Tiramisu which translates to ‘pick me up’ in Italian is my favorite. I love the coffee flavor and the lightness of this dessert. It looks elegant, tastes great and can be made ahead, what more can you ask for? In fact, if you make it a day or two ahead, I feel it tastes better.

I experimented with many recipes and then settled on this one which combines the best parts of various recipes.

Two important ingredients to make good tiramisu are a good quality mascarpone cheese and a good cup of espresso. The traditional recipe also calls for raw eggs, but I have included a workaround if you want to avoid eating uncooked eggs.

My kids love Tiramisu, this is by far their most favorite dessert. They think that I make the best tiramisu and that is quite a compliment since we have been to many nice italian restaurants. 🙂





2 packets of lady fingers

2 packs of mascarpone cheese( about  400 g) at room temp

5 egg yolks ( at room temp)

1/3 cup sugar

1 cup whipping cream

6 shots of espresso ( about 1 1/2 cup) cooled



Whip the cream until it forms soft peaks. Keep aside in a bowl.


Mix the egg yolks and sugar till pale yellow in color.


Add the mascarpone cheese and mix till everything is blended well. When blended well, add 1/4 cup of espresso and mix well. This time I used ‪#‎CafeUbuntu‬‪#‎sharedfate‬ from Whole Foods, I must say it is a good cup of coffee for a great cause.


Take the whipped cream and fold into the mascarpone cheese mixture.

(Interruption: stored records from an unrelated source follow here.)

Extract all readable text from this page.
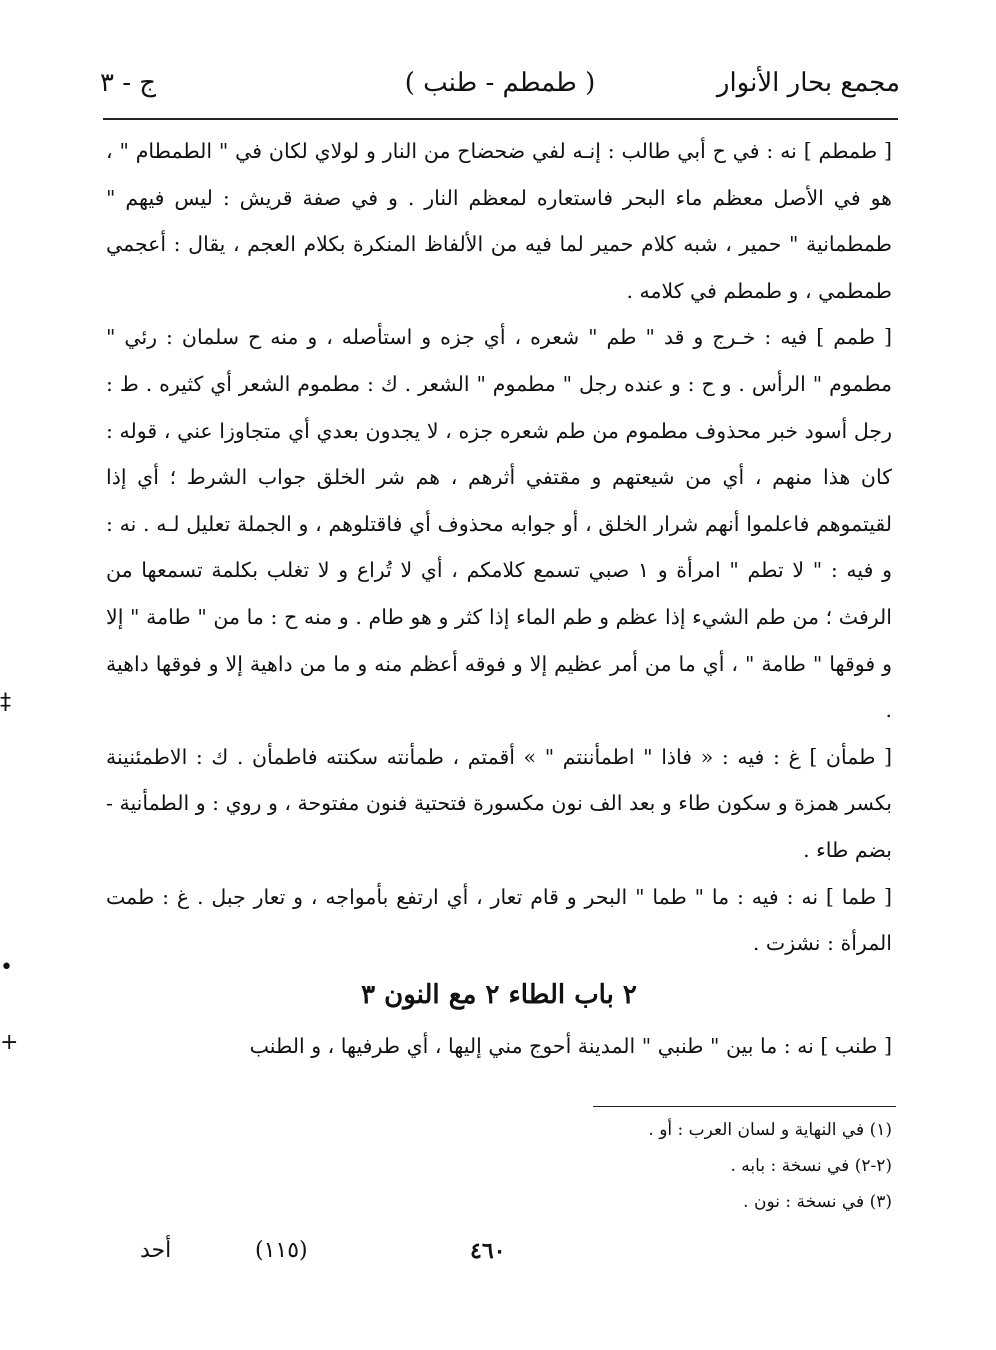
مجمع بحار الأنوار
( طمطم - طنب )
ج - ٣

[ طمطم ] نه : في ح أبي طالب : إنـه لفي ضحضاح من النار و لولاي لكان في " الطمطام " ، هو في الأصل معظم ماء البحر فاستعاره لمعظم النار . و في صفة قريش : ليس فيهم " طمطمانية " حمير ، شبه كلام حمير لما فيه من الألفاظ المنكرة بكلام العجم ، يقال : أعجمي طمطمي ، و طمطم في كلامه .

[ طمم ] فيه : خـرج و قد " طم " شعره ، أي جزه و استأصله ، و منه ح سلمان : رئي " مطموم " الرأس . و ح : و عنده رجل " مطموم " الشعر . ك : مطموم الشعر أي كثيره . ط : رجل أسود خبر محذوف مطموم من طم شعره جزه ، لا يجدون بعدي أي متجاوزا عني ، قوله : كان هذا منهم ، أي من شيعتهم و مقتفي أثرهم ، هم شر الخلق جواب الشرط ؛ أي إذا لقيتموهم فاعلموا أنهم شرار الخلق ، أو جوابه محذوف أي فاقتلوهم ، و الجملة تعليل لـه . نه : و فيه : " لا تطم " امرأة و ١ صبي تسمع كلامكم ، أي لا تُراع و لا تغلب بكلمة تسمعها من الرفث ؛ من طم الشيء إذا عظم و طم الماء إذا كثر و هو طام . و منه ح : ما من " طامة " إلا و فوقها " طامة " ، أي ما من أمر عظيم إلا و فوقه أعظم منه و ما من داهية إلا و فوقها داهية .

[ طمأن ] غ : فيه : « فاذا " اطمأننتم " » أقمتم ، طمأنته سكنته فاطمأن . ك : الاطمئنينة بكسر همزة و سكون طاء و بعد الف نون مكسورة فتحتية فنون مفتوحة ، و روي : و الطمأنية - بضم طاء .

[ طما ] نه : فيه : ما " طما " البحر و قام تعار ، أي ارتفع بأمواجه ، و تعار جبل . غ : طمت المرأة : نشزت .

٢ باب الطاء ٢ مع النون ٣

[ طنب ] نه : ما بين " طنبي " المدينة أحوج مني إليها ، أي طرفيها ، و الطنب

(١) في النهاية و لسان العرب : أو .

(٢-٢) في نسخة : بابه .

(٣) في نسخة : نون .

٤٦٠
(١١٥)
أحد
‡
•
+
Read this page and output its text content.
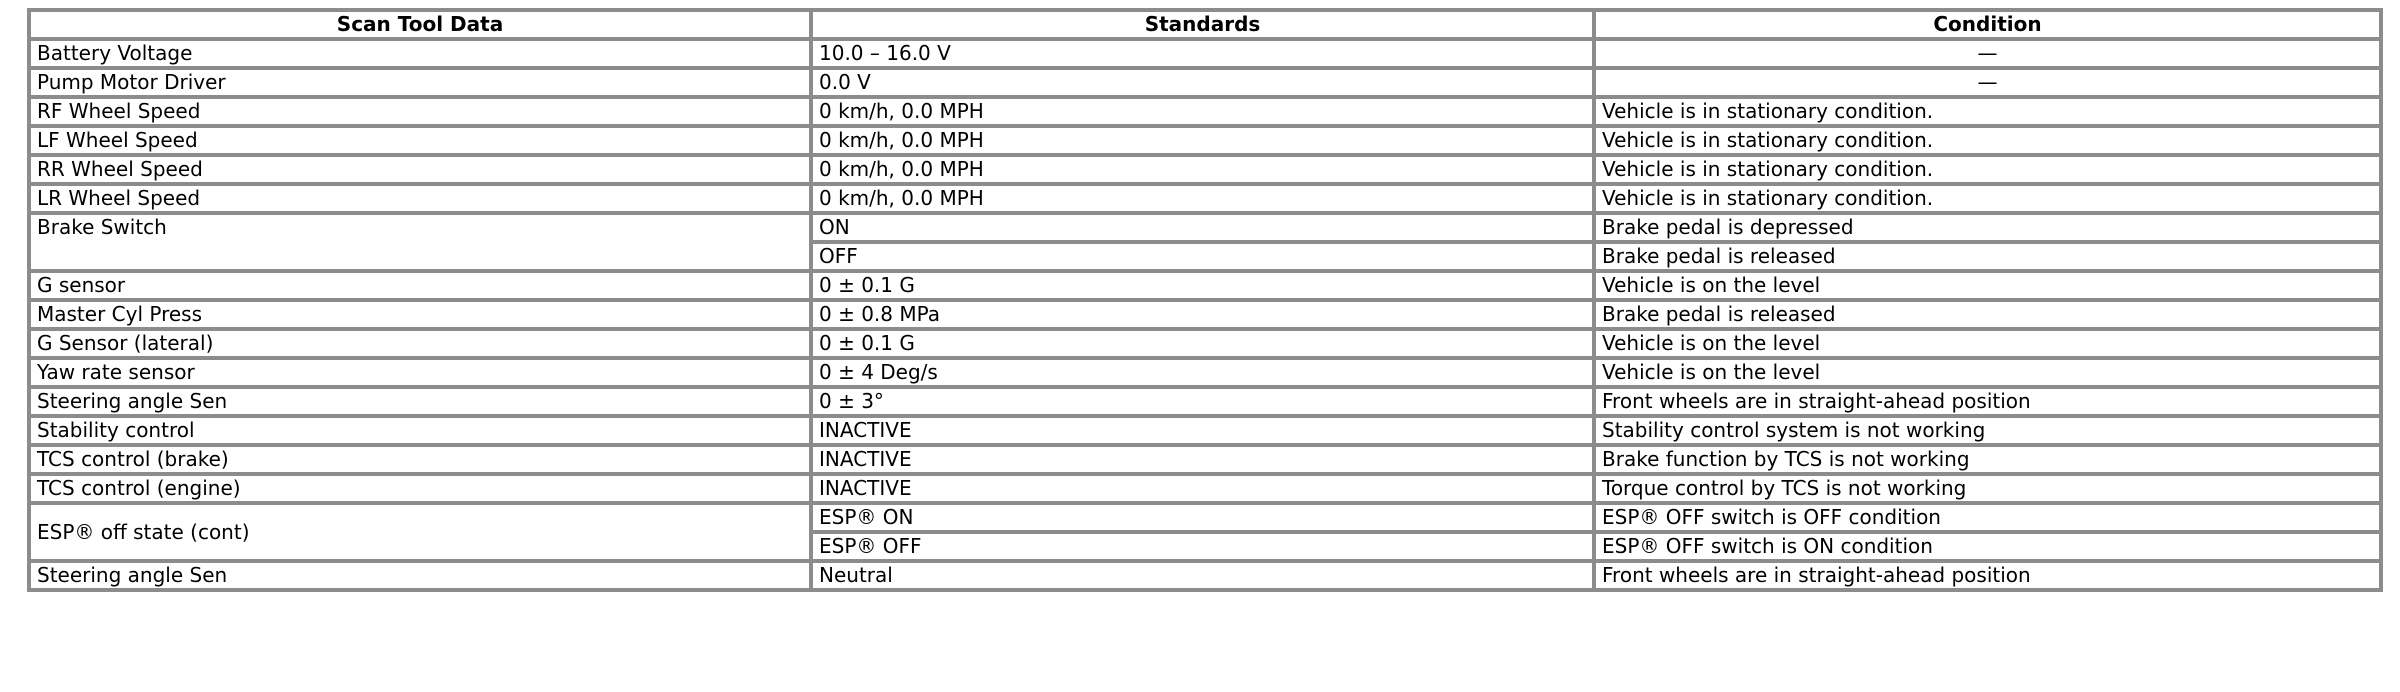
Scan Tool Data	Standards	Condition
Battery Voltage	10.0 – 16.0 V	—
Pump Motor Driver	0.0 V	—
RF Wheel Speed	0 km/h, 0.0 MPH	Vehicle is in stationary condition.
LF Wheel Speed	0 km/h, 0.0 MPH	Vehicle is in stationary condition.
RR Wheel Speed	0 km/h, 0.0 MPH	Vehicle is in stationary condition.
LR Wheel Speed	0 km/h, 0.0 MPH	Vehicle is in stationary condition.
Brake Switch	ON	Brake pedal is depressed
	OFF	Brake pedal is released
G sensor	0 ± 0.1 G	Vehicle is on the level
Master Cyl Press	0 ± 0.8 MPa	Brake pedal is released
G Sensor (lateral)	0 ± 0.1 G	Vehicle is on the level
Yaw rate sensor	0 ± 4 Deg/s	Vehicle is on the level
Steering angle Sen	0 ± 3°	Front wheels are in straight-ahead position
Stability control	INACTIVE	Stability control system is not working
TCS control (brake)	INACTIVE	Brake function by TCS is not working
TCS control (engine)	INACTIVE	Torque control by TCS is not working
ESP® off state (cont)	ESP® ON	ESP® OFF switch is OFF condition
	ESP® OFF	ESP® OFF switch is ON condition
Steering angle Sen	Neutral	Front wheels are in straight-ahead position
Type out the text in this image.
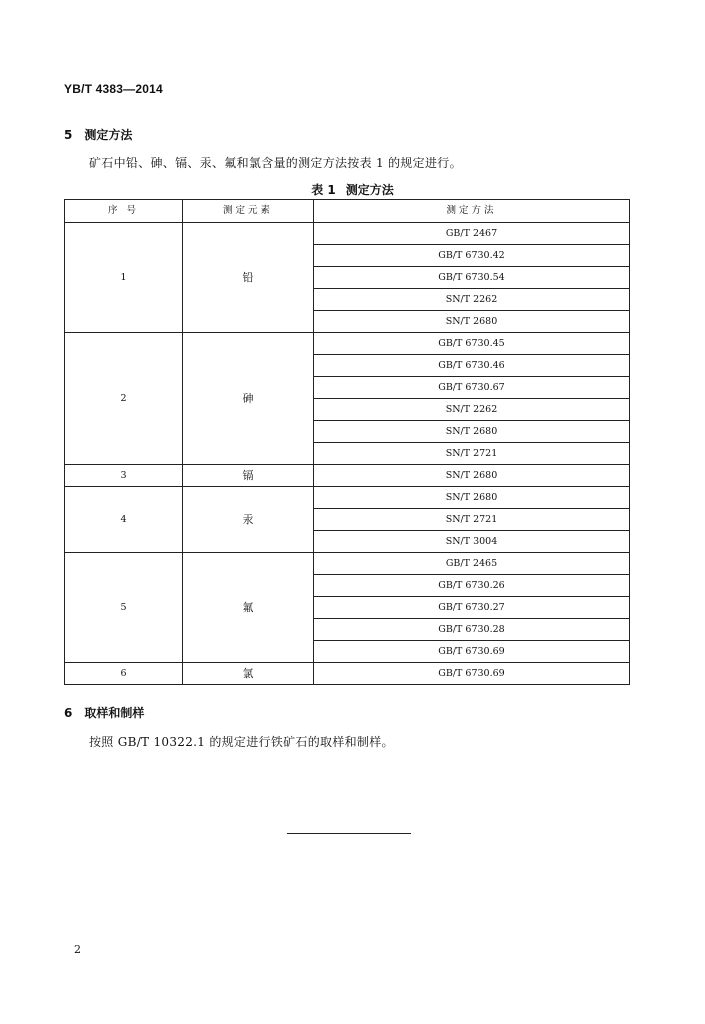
YB/T 4383—2014
5 测定方法
矿石中铅、砷、镉、汞、氟和氯含量的测定方法按表 1 的规定进行。
表 1 测定方法
序 号	测定元素	测定方法
1	铅	GB/T 2467
		GB/T 6730.42
		GB/T 6730.54
		SN/T 2262
		SN/T 2680
2	砷	GB/T 6730.45
		GB/T 6730.46
		GB/T 6730.67
		SN/T 2262
		SN/T 2680
		SN/T 2721
3	镉	SN/T 2680
4	汞	SN/T 2680
		SN/T 2721
		SN/T 3004
5	氟	GB/T 2465
		GB/T 6730.26
		GB/T 6730.27
		GB/T 6730.28
		GB/T 6730.69
6	氯	GB/T 6730.69
6 取样和制样
按照 GB/T 10322.1 的规定进行铁矿石的取样和制样。
2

Arrange the lady fingers in a tray.


Soak them with generous amount of coffee.


Spread with the cream mixture. Alternate till you have the top layer of cream.

Sprinkle some dark cocoa and chill in the refrigerator.  Ideally you should make it at least a day ahead, I feel that it lets the flavor mingle and marry.






1. If you dont have access to espresso, make strong instant coffee and use that instead

2. You can use lightly sweetened pound cake in place of lady fingers if you can not find lady fingers.

3. If you are trying to make a no egg version, just leave the eggs out. Add 1/2 cup of whipping cream. I have also heard people using custard powder. I have not tried that myself.